In short, we help you understand how 5G networks have now installed locks on every door for every room inside and outside the building.
In this new world, one of the most important things to understand that cloud computing has touched every facet of the network. Cloudification of the 5G radio access network (RAN) and 5G core (5GC) uses the best cloud security practices to protect not just the network, but also applications, and the data that reside therein.
5G network security must take into consideration the three different types of cloud computing deployments: on-premises, multi-stack public cloud, and hybrid cloud networks. The robustness of 5G security allows for successful operation within the complexities of each of these types of environments, which determine where sensitive data may be stored (offsite, onsite, or a mixture of both), as well as how applications and data flows are to be managed – and where.
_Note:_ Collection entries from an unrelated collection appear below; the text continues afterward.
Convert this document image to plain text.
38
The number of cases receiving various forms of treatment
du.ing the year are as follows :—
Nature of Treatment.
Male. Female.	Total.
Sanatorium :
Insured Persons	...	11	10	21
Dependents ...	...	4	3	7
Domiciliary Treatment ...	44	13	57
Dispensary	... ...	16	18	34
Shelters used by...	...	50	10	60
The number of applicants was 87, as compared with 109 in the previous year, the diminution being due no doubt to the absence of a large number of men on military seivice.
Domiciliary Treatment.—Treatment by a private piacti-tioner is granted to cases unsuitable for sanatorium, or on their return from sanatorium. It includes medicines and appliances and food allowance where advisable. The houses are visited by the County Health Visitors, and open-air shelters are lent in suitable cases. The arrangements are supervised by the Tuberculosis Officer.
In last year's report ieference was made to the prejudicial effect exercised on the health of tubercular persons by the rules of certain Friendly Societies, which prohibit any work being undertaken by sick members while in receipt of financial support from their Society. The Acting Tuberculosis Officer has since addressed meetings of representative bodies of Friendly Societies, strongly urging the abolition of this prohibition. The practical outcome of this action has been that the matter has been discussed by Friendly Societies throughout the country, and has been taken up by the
Additionally, 5G layered security controls are also baked into solutions where there are distributed computing deployments (like edge networks), where there may be dynamic workloads, as well as encrypted interfaces. Securing cloud-native functions can become more challenging as physical servers and virtual machines in 4G LTE networks are replaced with containers and microservices, which include run-time, traffic, orchestration, automation, and access controls, roaming scenarios, host OS and hardware expand the threat surface to the network.
As you can see, with all the complexity that cloud and mobile environments bring, the management of a multitude of entities, identities, and permissions must be airtight. Therefore, standards have been set forth for “zero trust” networks. Zero-Trust is a security model that, as it sounds, is built on the principle that no user or network function can be trusted – whether internal or external to the network. The National Institute of Standards and Technology (NIST) provides seven tenets of zero-trust, which include principles regarding: data and compute resources, secure communication regardless of location, per session resource access, resource access determined by dynamic policy, monitoring, and measuring of security posture for assets, dynamic resource authentication, and collection of the state of assets.
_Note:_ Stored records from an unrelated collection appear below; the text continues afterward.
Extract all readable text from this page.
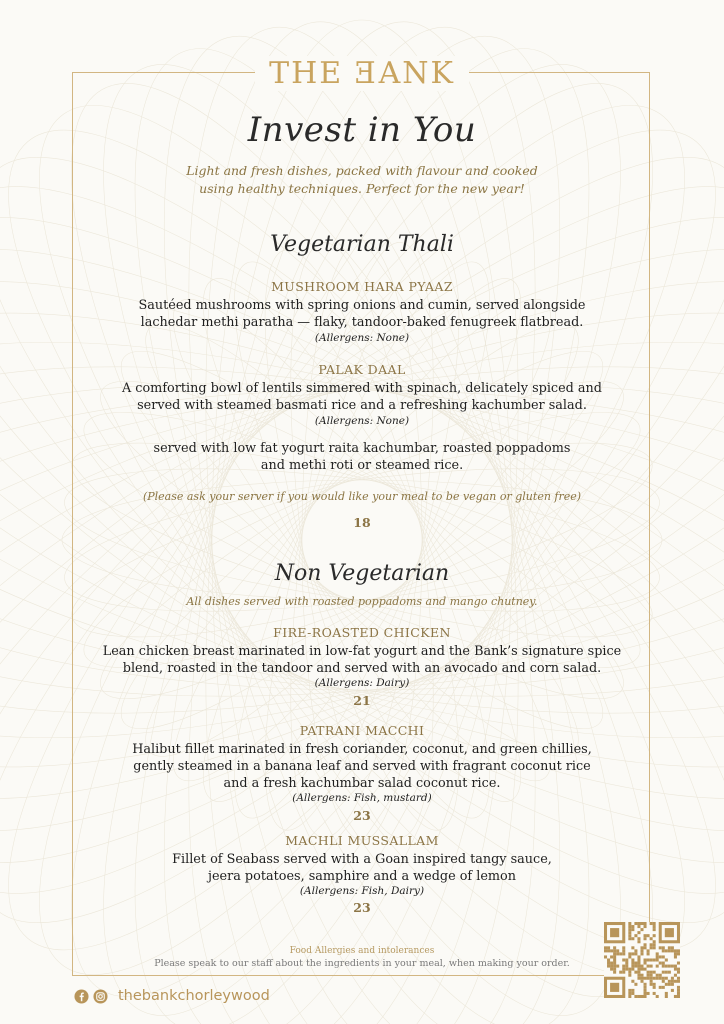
THE ƎANK
Invest in You
Light and fresh dishes, packed with flavour and cooked using healthy techniques. Perfect for the new year!
Vegetarian Thali
MUSHROOM HARA PYAAZ
Sautéed mushrooms with spring onions and cumin, served alongside
lachedar methi paratha — flaky, tandoor-baked fenugreek flatbread.
(Allergens: None)
PALAK DAAL
A comforting bowl of lentils simmered with spinach, delicately spiced and
served with steamed basmati rice and a refreshing kachumber salad.
(Allergens: None)
served with low fat yogurt raita kachumbar, roasted poppadoms
and methi roti or steamed rice.
(Please ask your server if you would like your meal to be vegan or gluten free)
18
Non Vegetarian
All dishes served with roasted poppadoms and mango chutney.
FIRE-ROASTED CHICKEN
Lean chicken breast marinated in low-fat yogurt and the Bank’s signature spice
blend, roasted in the tandoor and served with an avocado and corn salad.
(Allergens: Dairy)
21
PATRANI MACCHI
Halibut fillet marinated in fresh coriander, coconut, and green chillies,
gently steamed in a banana leaf and served with fragrant coconut rice
and a fresh kachumbar salad coconut rice.
(Allergens: Fish, mustard)
23
MACHLI MUSSALLAM
Fillet of Seabass served with a Goan inspired tangy sauce,
jeera potatoes, samphire and a wedge of lemon
(Allergens: Fish, Dairy)
23
Food Allergies and intolerances
Please speak to our staff about the ingredients in your meal, when making your order.
thebankchorleywood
In addition to NIST, 5G security is enhanced through work done by wireless organizations like 3GPP, 5G Americas and GSMA. 3GPP Release 16 provides several security enhancements, including enhanced support for vertical and LAN services, advanced vehicle-to-everything (V2X), enhancements to a common API framework and network slicing, support for non-public networks, URLLC enhancements, and full rate user plane integrity protection.
5G Americas provides ongoing education, training and discussion of network security issues through our white papers like “Security for 5G”, “Security Considerations for the 5G Era,” and “The Evolution of Security in 5G”. GSMA has provided additional 5G security recommendations and work in relation to inter-PLMN (Public Land Mobile Network) security improvements, network equipment security assurance scheme, and coordinated vulnerability disclosure.
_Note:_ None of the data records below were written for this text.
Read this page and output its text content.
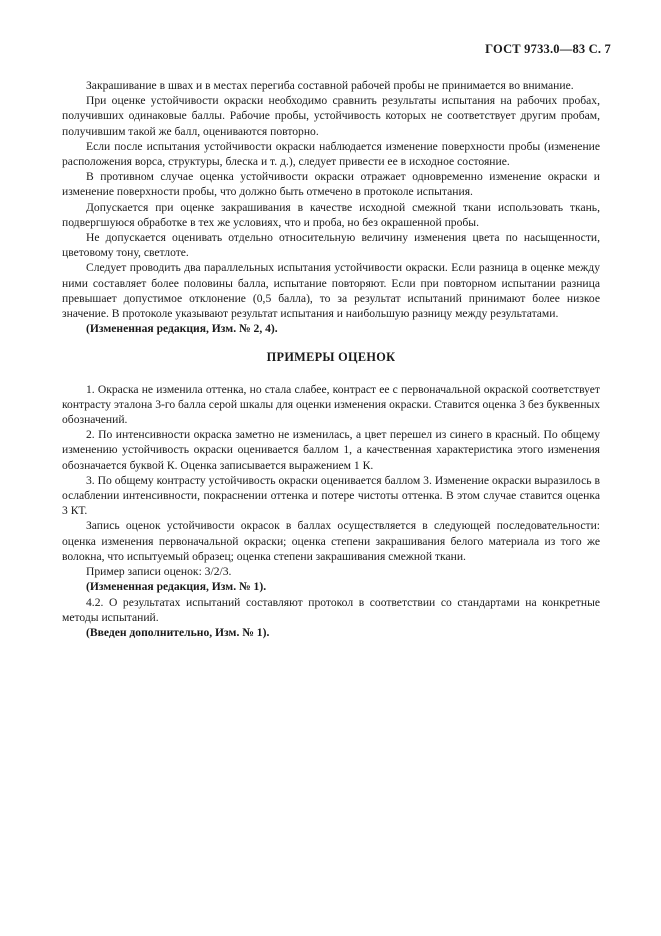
ГОСТ 9733.0—83 С. 7

Закрашивание в швах и в местах перегиба составной рабочей пробы не принимается во внимание.

При оценке устойчивости окраски необходимо сравнить результаты испытания на рабочих пробах, получивших одинаковые баллы. Рабочие пробы, устойчивость которых не соответствует другим пробам, получившим такой же балл, оцениваются повторно.

Если после испытания устойчивости окраски наблюдается изменение поверхности пробы (изменение расположения ворса, структуры, блеска и т. д.), следует привести ее в исходное состояние.

В противном случае оценка устойчивости окраски отражает одновременно изменение окраски и изменение поверхности пробы, что должно быть отмечено в протоколе испытания.

Допускается при оценке закрашивания в качестве исходной смежной ткани использовать ткань, подвергшуюся обработке в тех же условиях, что и проба, но без окрашенной пробы.

Не допускается оценивать отдельно относительную величину изменения цвета по насыщенности, цветовому тону, светлоте.

Следует проводить два параллельных испытания устойчивости окраски. Если разница в оценке между ними составляет более половины балла, испытание повторяют. Если при повторном испытании разница превышает допустимое отклонение (0,5 балла), то за результат испытаний принимают более низкое значение. В протоколе указывают результат испытания и наибольшую разницу между результатами.

(Измененная редакция, Изм. № 2, 4).

ПРИМЕРЫ ОЦЕНОК

1. Окраска не изменила оттенка, но стала слабее, контраст ее с первоначальной окраской соответствует контрасту эталона 3-го балла серой шкалы для оценки изменения окраски. Ставится оценка 3 без буквенных обозначений.

2. По интенсивности окраска заметно не изменилась, а цвет перешел из синего в красный. По общему изменению устойчивость окраски оценивается баллом 1, а качественная характеристика этого изменения обозначается буквой К. Оценка записывается выражением 1 К.

3. По общему контрасту устойчивость окраски оценивается баллом 3. Изменение окраски выразилось в ослаблении интенсивности, покраснении оттенка и потере чистоты оттенка. В этом случае ставится оценка 3 КТ.

Запись оценок устойчивости окрасок в баллах осуществляется в следующей последовательности: оценка изменения первоначальной окраски; оценка степени закрашивания белого материала из того же волокна, что испытуемый образец; оценка степени закрашивания смежной ткани.

Пример записи оценок: 3/2/3.

(Измененная редакция, Изм. № 1).

4.2. О результатах испытаний составляют протокол в соответствии со стандартами на конкретные методы испытаний.

(Введен дополнительно, Изм. № 1).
In 2021, a few additional areas of 5G network security have grown in importance. Security for 5G networks deeply integrated into industry vertical segments have gained higher visibility due to the increasing number of private and public 5G networks serving large enterprises. Vertical industry improvements in 5G security are included in 3GPP’s work, including those for V2X, smart manufacturing, critical infrastructure, energy and water, and healthcare.
At the same time, this year has seen the rise of importance in protecting global supply chains, which are not only vulnerable to economic impacts or logistical issues (such as a container ship blocking the Suez Canal for weeks), but also to potential cyber intrusions, such as the Colonial Pipeline ransomware attack. Fortunately, much work is being done to ensure the supply chain is protected via tightened 5G security, which focuses on supply chain-specific issues like considering trusted suppliers, open-source software security, secure software development lifecycle, DevSecOps, and software bill of materials.
Protecting vertical industries and their supply chains are critical to ensuring a safe global economy.
Aside from these issues, Open RAN also presents a fertile area of work. As wireless cellular radio access networks are opened to new market participants, security becomes a priority for many open RAN industry initiatives and solutions that recognize the complexity that virtualization, automation, intelligence, and the attack surface of an open, disaggregated RAN. Groups such as the O-RAN Alliance, OpenRAN MoU Group – TIP, Linux Foundation O-RAN Software Community, and numerous other groups are working on delivering robust open RAN security standards and solutions for the industry.
As you can see, the ever-changing arms race between cyber attackers and organizations continues unabated. But as each new technology is added to the mix of wireless networks, stout guardians are already at work to ensure the safety and health of the networks. While it is sad that we may never return to those halcyon days of unlocked doors in the suburbs of Seattle, I am proud to be part of an industry that is helping to safeguard the integrity of the world’s technology and economic system.
There is much work to be done – and I am confident in the people and organizations making it happen.